En aura-t-il les moyens ?
- Malgré une collaboration très forte avec le barreau, le confinement du printemps a entraîné un maximum de renvois. Notre activité est donc très intense et mes collègues travaillent énormément au rattrapage du retard accumulé. Nous bénéficions actuellement d’une situation qui est bonne au niveau des effectifs, mais qui va se dégrader à partir de janvier, puisque nous allons perdre deux juges : la coordinatrice du service de l’application des peines et une présidente de correctionnelle. C’est une réduction raisonnable et nous savons que nous pouvons compter sur l’aide de la cour d’appel, via des renforts éventuels en magistrats placés, mais nous espérons que ces deux postes seront pourvus rapidement.

Avez-vous déterminé des besoins urgents ?
- Je suis une éternelle optimiste et j’ai tendance à toujours voir le verre à moitié plein. Ceci dit, il serait utile de renforcer les chambres civiles, qui ont beaucoup d’affaires à traiter, et le tribunal pour enfants, qui va faire face, le 31 mars 2021, à la réforme du code de la justice des mineurs. Elle va bouleverser le métier du juge des enfants.

Quelle est votre feuille de route ?
- Ma mission est d’abord guidée par un aspect fondamental : le partenariat. Depuis mon arrivée, j’ai réalisé de nombreuses visites et j’ai rencontré les maires de Grasse, Cannes, Antibes et bientôt celui de Cagnes-sur-Mer. J’ai été marquée par le dynamisme de la politique de partenariat qui existe entre les différentes autorités. L’institution judiciaire est indépendante et chacun reste dans son rôle, mais il y a ici une confiance, une solidarité et une envie de travailler ensemble qui est essentielle pour moi. L’autre dimension dans laquelle je souhaite inscrire le TJ de Grasse, c’est l’ouverture vers le secteur du droit, notamment la faculté de Nice, que nous avons par exemple sollicitée pour qu’elle établisse un bilan de la médiation en matière civile. L’objectif est de sensibiliser notre environnement, et plus généralement les nouvelles générations, au métier de magistrat, car l’enjeu est de démystifier la justice pour qu’elle ne soit plus cette inquiétante inconnue.
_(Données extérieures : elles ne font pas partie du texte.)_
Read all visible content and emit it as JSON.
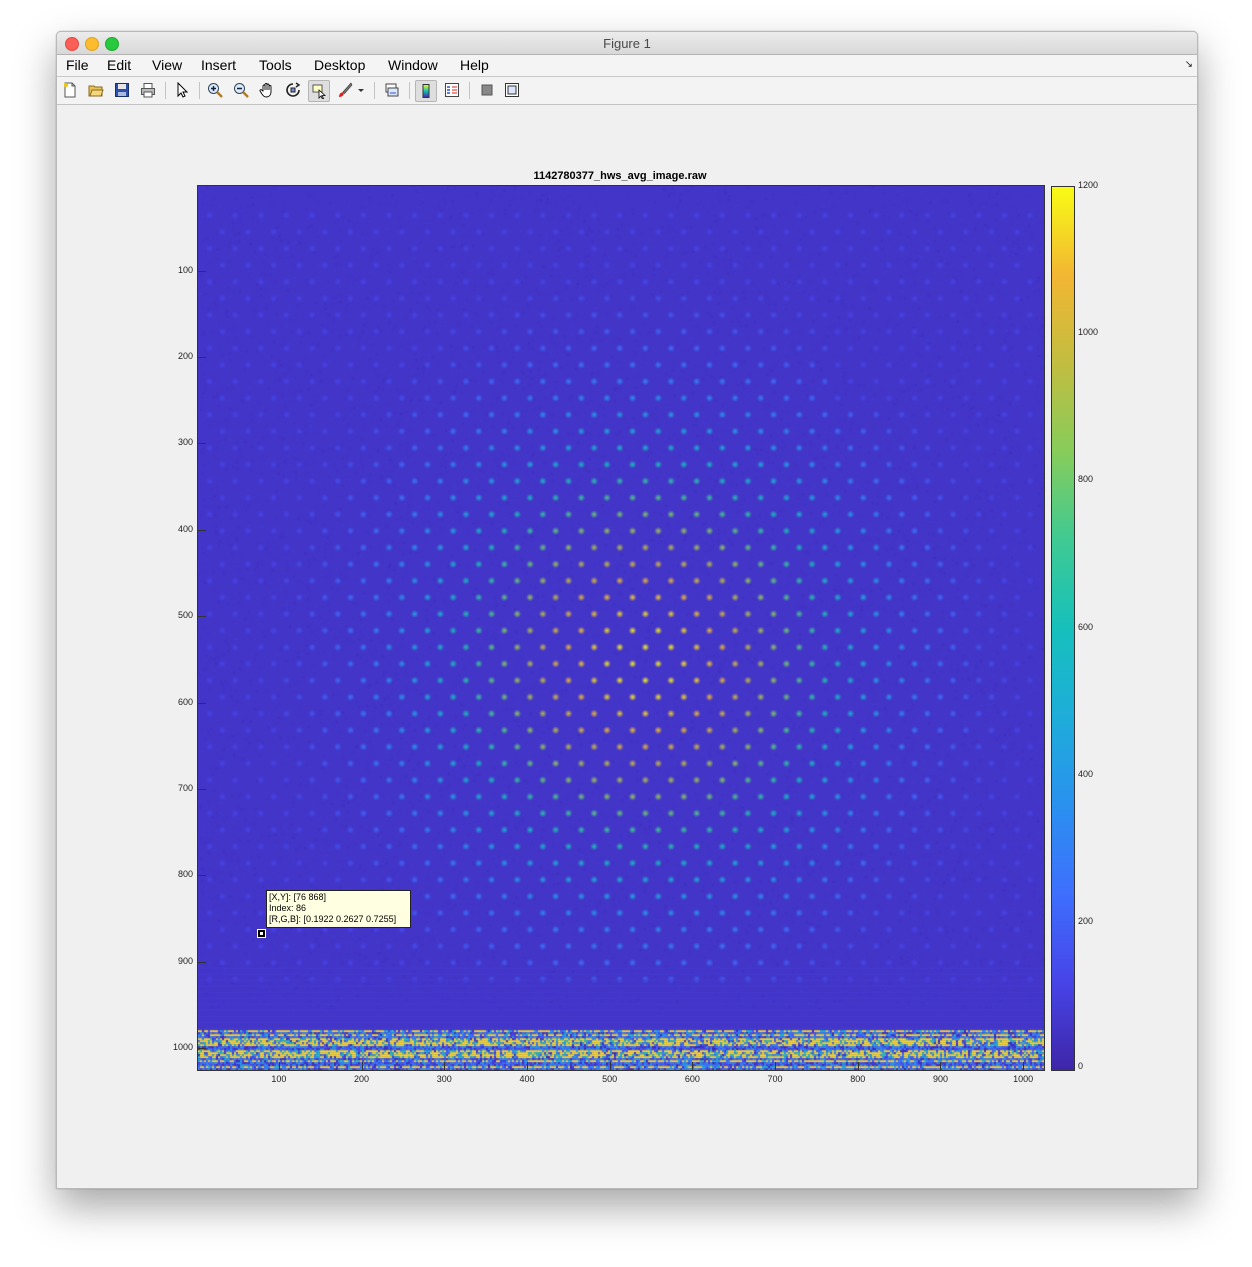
{
  "window": {
    "title": "Figure 1"
  },
  "menu": [
    "File",
    "Edit",
    "View",
    "Insert",
    "Tools",
    "Desktop",
    "Window",
    "Help"
  ],
  "toolbar": [
    {
      "name": "new-figure-icon"
    },
    {
      "name": "open-file-icon"
    },
    {
      "name": "save-icon"
    },
    {
      "name": "print-icon"
    },
    {
      "name": "edit-plot-arrow-icon"
    },
    {
      "name": "zoom-in-icon"
    },
    {
      "name": "zoom-out-icon"
    },
    {
      "name": "pan-hand-icon"
    },
    {
      "name": "rotate-3d-icon"
    },
    {
      "name": "data-cursor-icon"
    },
    {
      "name": "brush-icon"
    },
    {
      "name": "brush-dropdown-icon"
    },
    {
      "name": "link-plot-icon"
    },
    {
      "name": "colorbar-icon"
    },
    {
      "name": "legend-icon"
    },
    {
      "name": "hide-plot-tools-icon"
    },
    {
      "name": "show-plot-tools-icon"
    }
  ],
  "chart_data": {
    "type": "heatmap",
    "title": "1142780377_hws_avg_image.raw",
    "xlabel": "",
    "ylabel": "",
    "xlim": [
      1,
      1024
    ],
    "ylim": [
      1,
      1024
    ],
    "y_reversed": true,
    "x_ticks": [
      100,
      200,
      300,
      400,
      500,
      600,
      700,
      800,
      900,
      1000
    ],
    "y_ticks": [
      100,
      200,
      300,
      400,
      500,
      600,
      700,
      800,
      900,
      1000
    ],
    "colorbar": {
      "range": [
        0,
        1200
      ],
      "ticks": [
        0,
        200,
        400,
        600,
        800,
        1000,
        1200
      ],
      "colormap": "parula"
    },
    "background_value": 60,
    "spot_pitch": 31,
    "spot_peak_center": [
      540,
      550
    ],
    "spot_peak_value": 1200,
    "noise_band_rows": [
      978,
      1024
    ],
    "datatip": {
      "xy": "[X,Y]: [76 868]",
      "index": "Index: 86",
      "rgb": "[R,G,B]: [0.1922 0.2627 0.7255]",
      "x": 76,
      "y": 868
    }
  }
}
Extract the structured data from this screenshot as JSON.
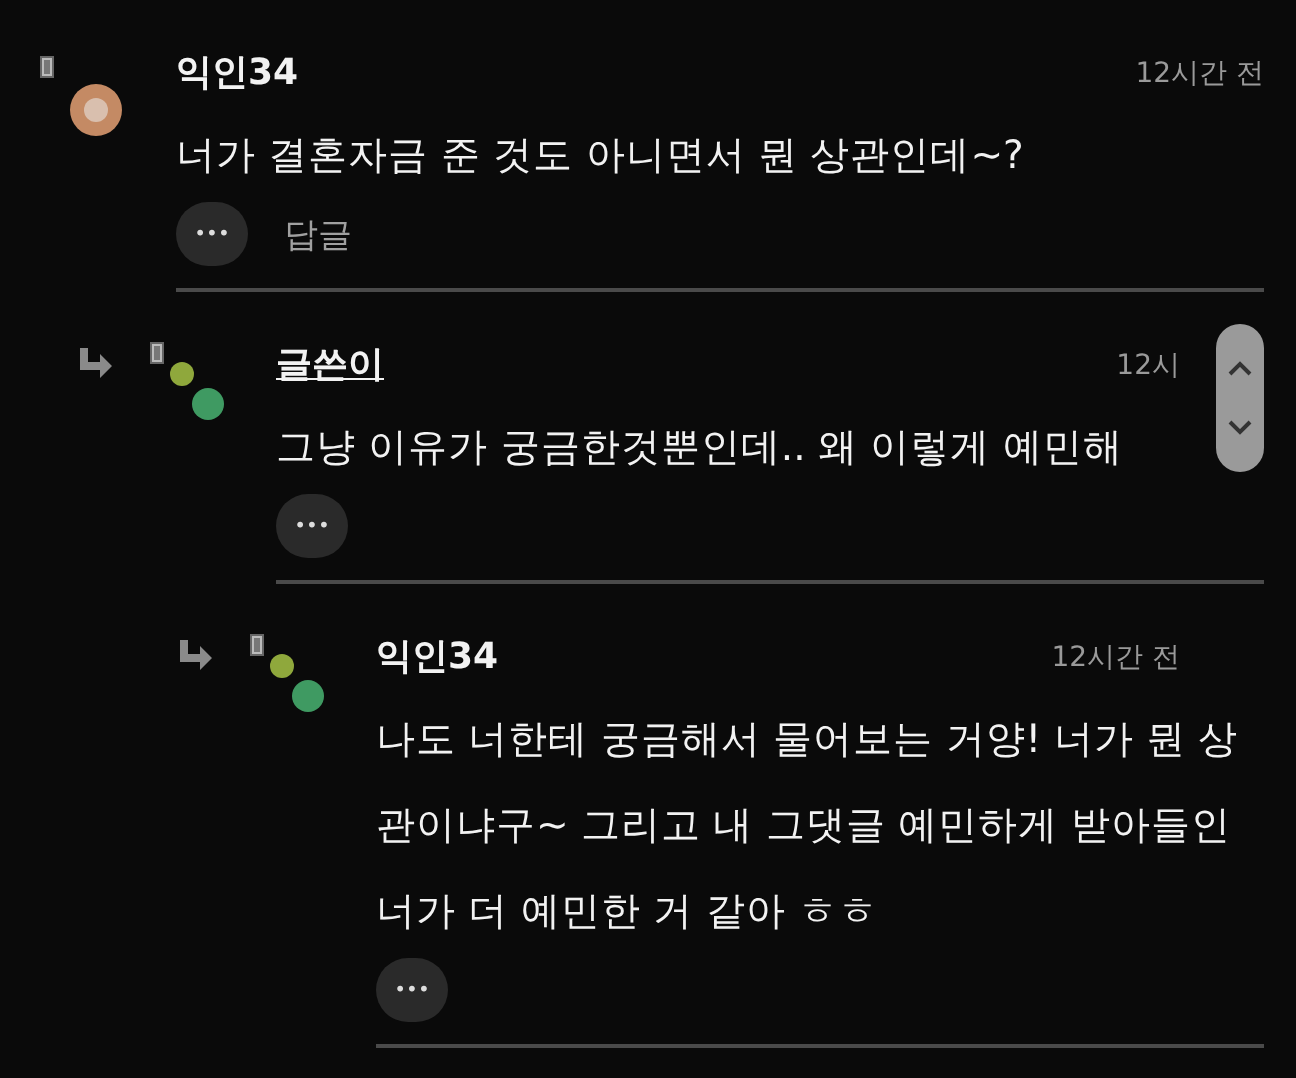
{
  "comments": [
    {
      "author": "익인34",
      "is_writer": false,
      "kind": "circle",
      "time": "12시간 전",
      "body": "너가 결혼자금 준 것도 아니면서 뭔 상관인데~?",
      "more": "•••",
      "reply": "답글",
      "children": [
        {
          "author": "글쓴이",
          "is_writer": true,
          "kind": "dots",
          "time": "12시",
          "body": "그냥 이유가 궁금한것뿐인데.. 왜 이렇게 예민해",
          "more": "•••",
          "children": [
            {
              "author": "익인34",
              "is_writer": false,
              "kind": "dots",
              "time": "12시간 전",
              "body": "나도 너한테 궁금해서 물어보는 거양! 너가 뭔 상관이냐구~ 그리고 내 그댓글 예민하게 받아들인 너가 더 예민한 거 같아 ㅎㅎ",
              "more": "•••"
            }
          ]
        }
      ]
    }
  ]
}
Celle dont on se méfie par méconnaissance. Je suis convaincue, peut-être parce que je viens de l’Ecole nationale de la magistrature, que plus la justice communiquera, plus les citoyens s’en rapprocheront. Nous avons besoin d’une relation de confiance entre la justice et les justiciables.
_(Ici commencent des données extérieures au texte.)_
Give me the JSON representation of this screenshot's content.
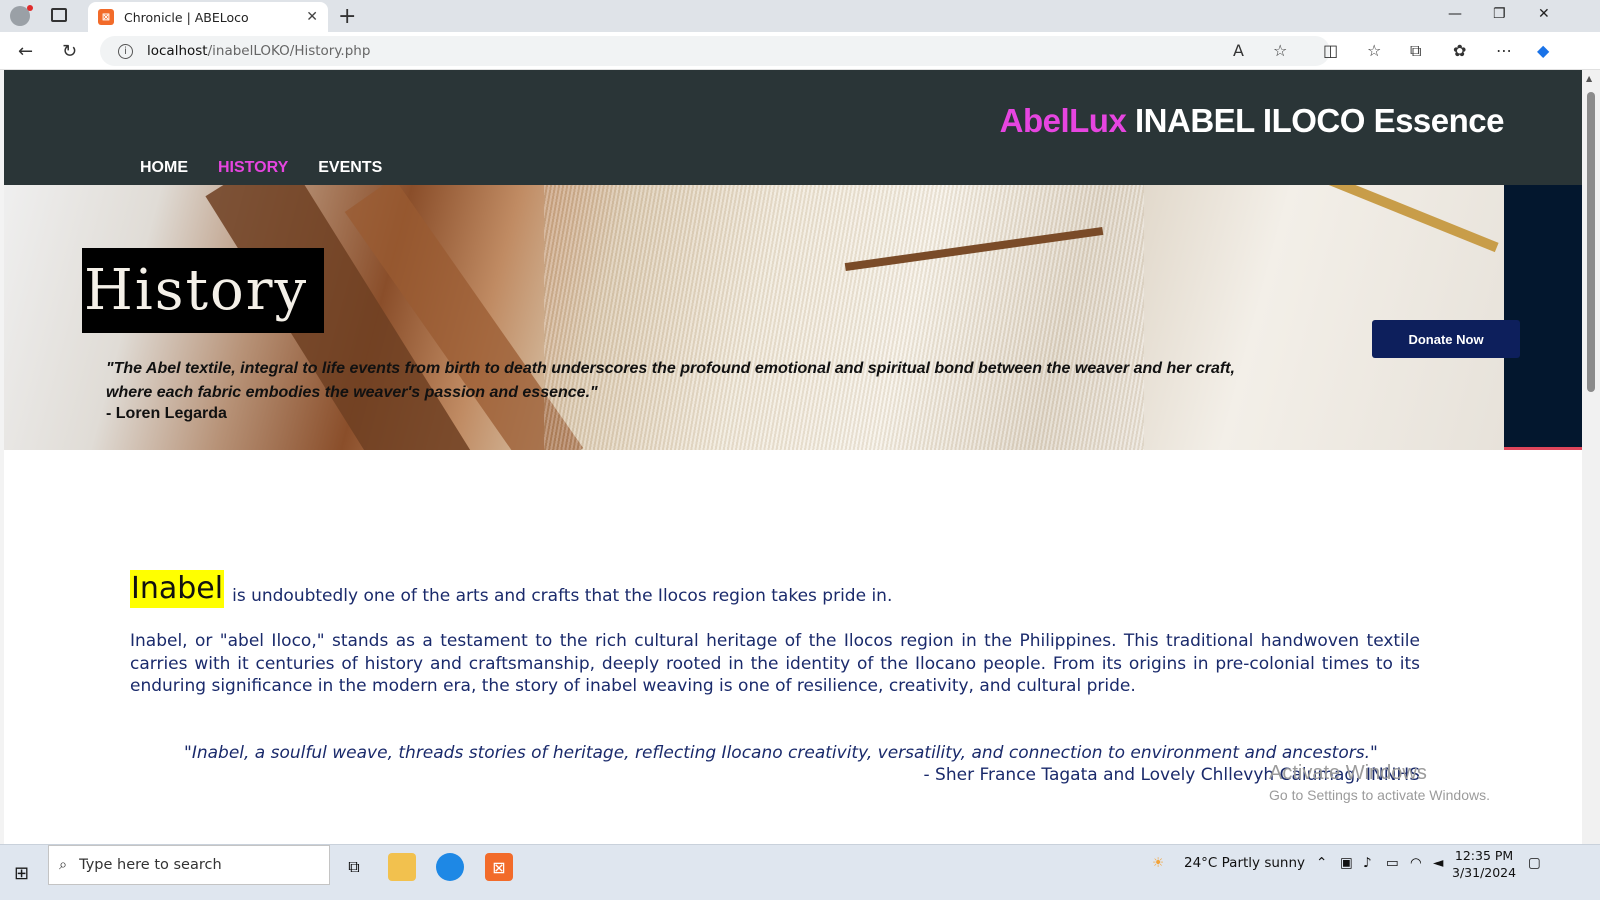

Où en est la numérisation de la justice ?
- Grasse est assez en avance, la juridiction ayant testé des dispositifs en amont de leur mise en place. En matière pénale, les procédures sont toutes numérisées, ce qui facilite la circulation des dossiers. Au civil, nous avons des process qui permettent des traitements dématérialisés, à l’image de la plateforme Opalexe, qui gère les expertises judiciaires. Pour la justice, elle représente un gain de temps et d’argent.

Et pour le justiciable ?
- La question de l’accès aux atouts du numérique se pose en effet pour le justiciable, qui n’a pas toujours une bonne connexion à sa disposition. Mais nous pouvons penser qu’avec le temps, la situation va s’améliorer. Les citoyens doivent savoir qu’ils ont déjà à leur disposition le site justice.fr, qui leur donne accès à certaines démarches en ligne. Il mérite d’être connu, car il permet par exemple à un justiciable de suivre en temps réel l’évolution d’un dossier le concernant au tribunal de Grasse. C’est un progrès de transparence.
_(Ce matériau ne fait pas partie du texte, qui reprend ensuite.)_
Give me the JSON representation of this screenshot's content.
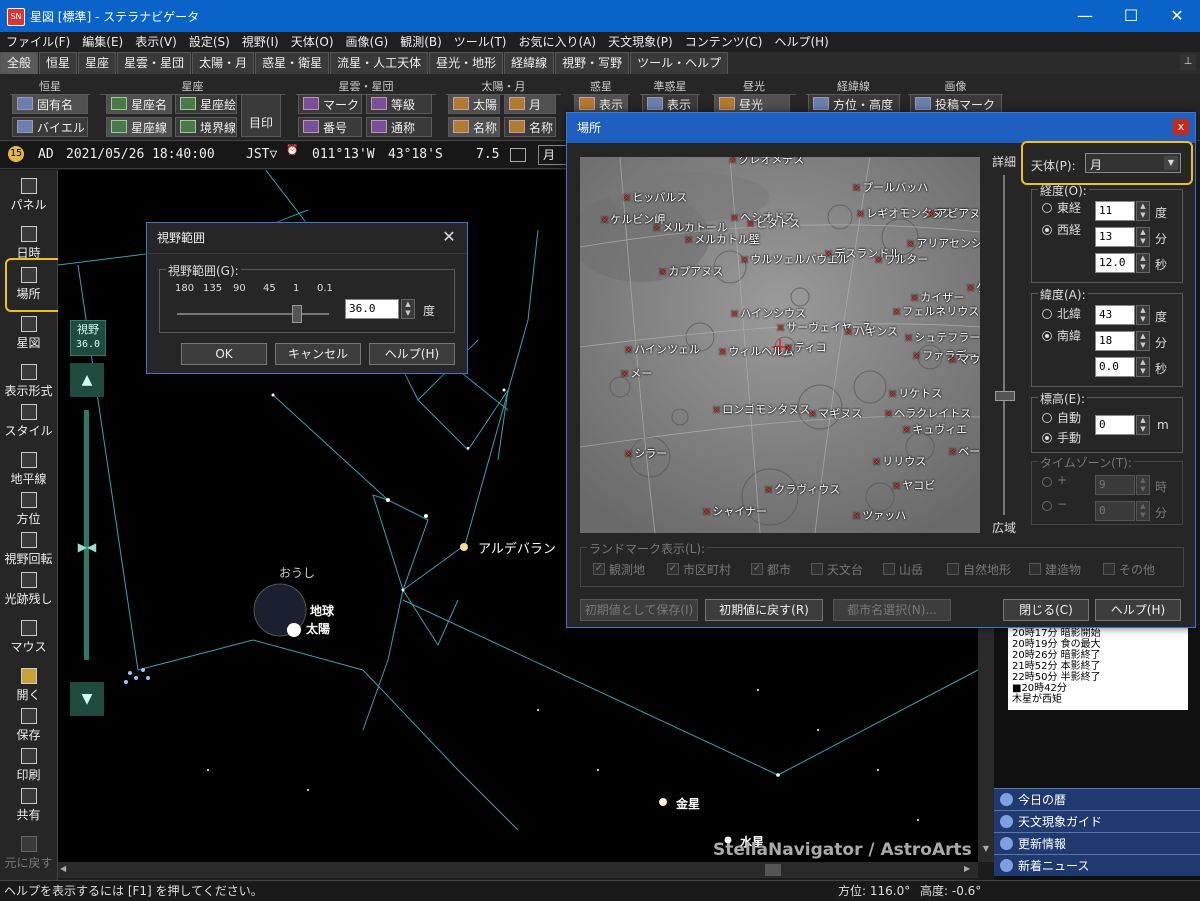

Un mot sur l’activité pénale à Grasse...
- Grasse connaît une activité pénale soutenue qui est une préoccupation commune au président du tribunal et au procureur. Elle concerne tant la grande délinquance (banditisme, trafics en tout genre...) que la délinquance du quotidien.

Pour terminer, quel regard portez-vous sur la justice en France ?
- Elle a ses crises, mais ne mérite pas le dénigrement dont elle peut faire l’objet. Si je suis devenue magistrate, c’est que je suis certaine que la justice peut contribuer à l’apaisement de la société. Elle est porteuse de valeurs et a vocation à servir les Français au quotidien.